Dolce & Gabbana Gets Milan Dancing to Tropical Beat
Dolce & Gabbana unveiled a tropically-tinted collection during the 2017 Spring / Summer show at Milan Fashion Week on Sunday. ©ALBERTO PIZZOLI / AFP
It was coconuts all round as Dolce & Gabbana unveiled a tropically-tinted collection for next spring and summer with a typically joyful show in Milan on Sunday.
At a time when all the talk is of the action on the street outside becoming more important than what goes on the catwalk, the Sicilian duo took the logical step of bringing the street inside.
As the assembled audience sipped from the coconuts handed out at the entrance, a troupe of boisterous youngsters invaded the stage and broke into a delirious mass boogie that mixed traditional Italian moves with breakdancing.
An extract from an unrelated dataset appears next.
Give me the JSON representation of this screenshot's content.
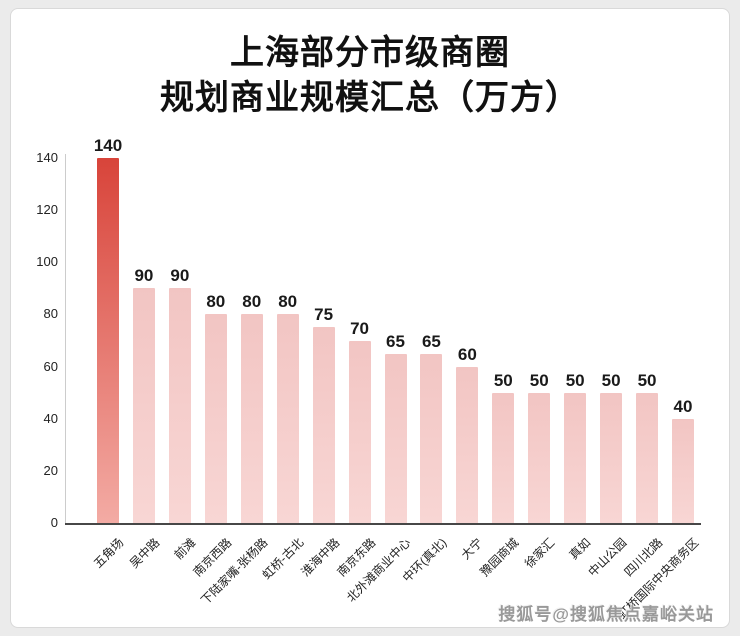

Of course the unchoreographed feel had been carefully choreographed -- the multi-shaped band of ruffians were dance students from Naples.
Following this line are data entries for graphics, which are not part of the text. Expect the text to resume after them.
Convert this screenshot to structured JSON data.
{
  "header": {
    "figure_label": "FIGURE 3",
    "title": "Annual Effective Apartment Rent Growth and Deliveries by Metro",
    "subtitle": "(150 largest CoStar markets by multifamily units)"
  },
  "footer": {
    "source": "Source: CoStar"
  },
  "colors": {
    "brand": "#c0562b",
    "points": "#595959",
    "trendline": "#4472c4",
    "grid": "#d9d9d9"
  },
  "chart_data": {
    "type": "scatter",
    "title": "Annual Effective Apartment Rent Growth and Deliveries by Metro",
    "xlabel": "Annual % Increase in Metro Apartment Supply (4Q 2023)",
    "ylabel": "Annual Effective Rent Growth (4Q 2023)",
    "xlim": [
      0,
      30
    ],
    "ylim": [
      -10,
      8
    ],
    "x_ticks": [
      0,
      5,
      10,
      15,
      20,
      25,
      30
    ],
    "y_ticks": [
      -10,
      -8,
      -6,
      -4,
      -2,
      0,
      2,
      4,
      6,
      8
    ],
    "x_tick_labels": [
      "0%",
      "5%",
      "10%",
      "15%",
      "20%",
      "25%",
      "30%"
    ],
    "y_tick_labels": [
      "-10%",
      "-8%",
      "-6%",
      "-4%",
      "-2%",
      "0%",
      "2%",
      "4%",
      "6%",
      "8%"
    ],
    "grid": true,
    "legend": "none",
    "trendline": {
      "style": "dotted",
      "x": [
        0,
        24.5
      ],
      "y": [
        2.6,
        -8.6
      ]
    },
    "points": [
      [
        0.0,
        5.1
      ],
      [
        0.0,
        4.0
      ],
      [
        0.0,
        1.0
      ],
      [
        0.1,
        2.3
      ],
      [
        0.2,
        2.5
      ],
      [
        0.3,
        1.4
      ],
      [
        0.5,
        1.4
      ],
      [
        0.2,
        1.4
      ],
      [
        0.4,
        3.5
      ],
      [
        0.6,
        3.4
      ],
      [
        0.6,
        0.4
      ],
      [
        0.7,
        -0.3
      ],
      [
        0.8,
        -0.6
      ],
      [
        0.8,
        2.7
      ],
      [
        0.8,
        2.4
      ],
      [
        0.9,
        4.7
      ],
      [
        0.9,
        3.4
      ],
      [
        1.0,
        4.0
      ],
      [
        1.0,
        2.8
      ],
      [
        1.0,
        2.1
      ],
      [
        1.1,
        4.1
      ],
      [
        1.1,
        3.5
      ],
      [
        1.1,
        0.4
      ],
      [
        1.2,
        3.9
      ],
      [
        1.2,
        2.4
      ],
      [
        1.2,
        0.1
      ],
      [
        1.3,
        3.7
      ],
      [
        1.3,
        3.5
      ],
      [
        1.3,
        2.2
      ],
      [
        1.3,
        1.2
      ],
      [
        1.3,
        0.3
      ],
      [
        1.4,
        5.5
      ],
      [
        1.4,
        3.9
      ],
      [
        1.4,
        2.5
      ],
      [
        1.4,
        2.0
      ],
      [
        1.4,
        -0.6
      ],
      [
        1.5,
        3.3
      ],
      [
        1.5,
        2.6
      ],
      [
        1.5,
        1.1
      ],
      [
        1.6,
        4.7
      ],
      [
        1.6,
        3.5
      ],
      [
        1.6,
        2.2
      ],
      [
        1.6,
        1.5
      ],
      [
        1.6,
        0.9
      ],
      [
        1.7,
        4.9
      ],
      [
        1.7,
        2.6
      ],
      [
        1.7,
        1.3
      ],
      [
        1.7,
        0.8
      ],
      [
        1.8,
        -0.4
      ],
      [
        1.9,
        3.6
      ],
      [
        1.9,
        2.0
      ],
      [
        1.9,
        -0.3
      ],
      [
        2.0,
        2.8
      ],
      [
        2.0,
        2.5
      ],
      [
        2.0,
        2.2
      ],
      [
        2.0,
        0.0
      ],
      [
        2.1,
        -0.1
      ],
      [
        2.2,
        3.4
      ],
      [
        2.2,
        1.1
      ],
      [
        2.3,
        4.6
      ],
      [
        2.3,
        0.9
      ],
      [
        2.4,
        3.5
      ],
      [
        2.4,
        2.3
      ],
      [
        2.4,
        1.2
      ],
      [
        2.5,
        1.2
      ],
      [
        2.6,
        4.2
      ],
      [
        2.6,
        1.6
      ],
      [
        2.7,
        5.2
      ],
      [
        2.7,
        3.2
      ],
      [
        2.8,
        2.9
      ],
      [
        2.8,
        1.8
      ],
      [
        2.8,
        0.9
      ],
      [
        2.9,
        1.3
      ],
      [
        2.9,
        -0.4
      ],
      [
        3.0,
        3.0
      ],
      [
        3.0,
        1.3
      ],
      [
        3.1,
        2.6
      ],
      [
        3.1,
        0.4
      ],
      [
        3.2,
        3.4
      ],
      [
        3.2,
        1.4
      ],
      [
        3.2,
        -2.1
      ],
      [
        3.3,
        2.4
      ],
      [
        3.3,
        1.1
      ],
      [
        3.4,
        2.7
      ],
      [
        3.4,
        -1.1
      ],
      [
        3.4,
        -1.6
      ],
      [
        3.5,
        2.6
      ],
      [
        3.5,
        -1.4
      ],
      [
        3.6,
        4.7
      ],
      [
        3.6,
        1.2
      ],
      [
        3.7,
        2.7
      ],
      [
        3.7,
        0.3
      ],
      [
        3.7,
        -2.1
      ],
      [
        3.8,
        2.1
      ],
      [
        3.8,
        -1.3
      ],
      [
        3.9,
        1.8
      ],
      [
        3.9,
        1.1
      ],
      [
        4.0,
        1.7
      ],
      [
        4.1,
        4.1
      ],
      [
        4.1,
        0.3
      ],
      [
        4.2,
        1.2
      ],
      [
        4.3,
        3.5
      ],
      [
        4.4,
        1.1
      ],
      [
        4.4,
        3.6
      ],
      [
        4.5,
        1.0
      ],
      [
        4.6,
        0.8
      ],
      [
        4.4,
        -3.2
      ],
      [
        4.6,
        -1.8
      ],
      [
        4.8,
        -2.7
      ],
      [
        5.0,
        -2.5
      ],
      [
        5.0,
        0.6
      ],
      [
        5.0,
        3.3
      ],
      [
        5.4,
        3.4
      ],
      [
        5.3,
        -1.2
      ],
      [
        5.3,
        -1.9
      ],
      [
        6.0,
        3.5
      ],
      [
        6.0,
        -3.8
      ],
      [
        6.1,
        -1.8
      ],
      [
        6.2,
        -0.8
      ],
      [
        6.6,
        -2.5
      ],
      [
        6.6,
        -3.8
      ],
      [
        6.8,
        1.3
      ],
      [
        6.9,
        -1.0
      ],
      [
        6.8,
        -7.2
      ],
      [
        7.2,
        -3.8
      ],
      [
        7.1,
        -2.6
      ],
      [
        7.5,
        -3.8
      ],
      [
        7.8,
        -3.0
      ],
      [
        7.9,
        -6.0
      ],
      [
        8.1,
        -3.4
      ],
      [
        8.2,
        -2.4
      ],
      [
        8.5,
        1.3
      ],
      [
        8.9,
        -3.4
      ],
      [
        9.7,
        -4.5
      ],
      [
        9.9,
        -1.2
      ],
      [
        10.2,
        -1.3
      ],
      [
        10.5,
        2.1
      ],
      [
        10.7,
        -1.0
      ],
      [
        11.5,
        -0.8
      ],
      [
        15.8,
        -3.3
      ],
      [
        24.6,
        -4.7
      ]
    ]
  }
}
But the unexpected start to a show entitled "Tropico Italiano" had the desired effect.
By the time they had departed and the first model emerged, everybody in the room was smiling. Well maybe not Anna Wintour, but everyone else certainly.
The clothes themselves contained few surprises as the designers mined their familiar theme of southern Italian sensuality colliding head on with bling.
In one striking look, an oversized hoodie was worn on its own over sheer, knee-high stockings and under a tiara: grunge princess you could call it.
This season's version of the little black dress was worn by Hailey Baldwin, the increasingly high-profile model niece of actor Alec. A tweaked version came in the form of a bustier and pencil skirt linked by a sheer section across the midriff.
Overcoats sparkled with a rainbow of metallic colours, while platform sandals and chunky high heels were fitted with flashing green, blue, red and purple lights, a kind of powered-up version of a look that remains popular with toddlers.
- Myanmar and football -
The tropical theme was most apparent in some Carmen Miranda-style headwear and there were the usual humorous nods to the designers' Sicilian heritage.
Pyjamas in the style of a football strip came with Palermo printed on the back in case anyone did not recognise the pink and black colours of the team from the island's capital.
A mini-dress that appeared to have been cut from a flour sack was emblazoned with PIZZA across the bust.
At the more discreet end of the spectrum, a plain white polo shirt was paired with a black wraparound mini that tied up asymmetrically, while a pinstripe two piece was comprised of a cropped jacket and pleated, Capri-length trousers.
The dancers returned for the show's riotous finale, pulling people from the crowd to join them in getting down before Domenico Dolce and Stefano Gabbana emerged from backstage.
With Monday's programme dominated by up-and-coming talent, they were the last big names to take a bow at this year's fashion week as a result of Giorgio Armani's decision to give up his traditional closing-day slot.
Also showing on Sunday was Jil Sander, where Rodolfo Paglialunga opted for a slightly more billowy version of the workwear-heavy brand's traditional silhouette.
"Assertive volumes create a breath between clothing and body," his collection notes said: "A bold vision of classicism."
Stella Jean meanwhile took inspiration from both football and Myanmar for her latest collection, which blended menswear and womenswear.
The Haitian-Italian designer said some of her looks had been taken from South-East Asia diplomatic receptions of the 1940s, and others inspired by the elegant style of Aung San Suu Kyi.
Cultural crossovers were a theme in a nod to Jean's own mixed heritage, most notably in a sarong and chemisier combination that she described as the "perfect geek chic uniform".
The football theme emerged in jerseys inlaid with captain's armbands and vintage football polo shirts that were paired with ultra feminine skirts.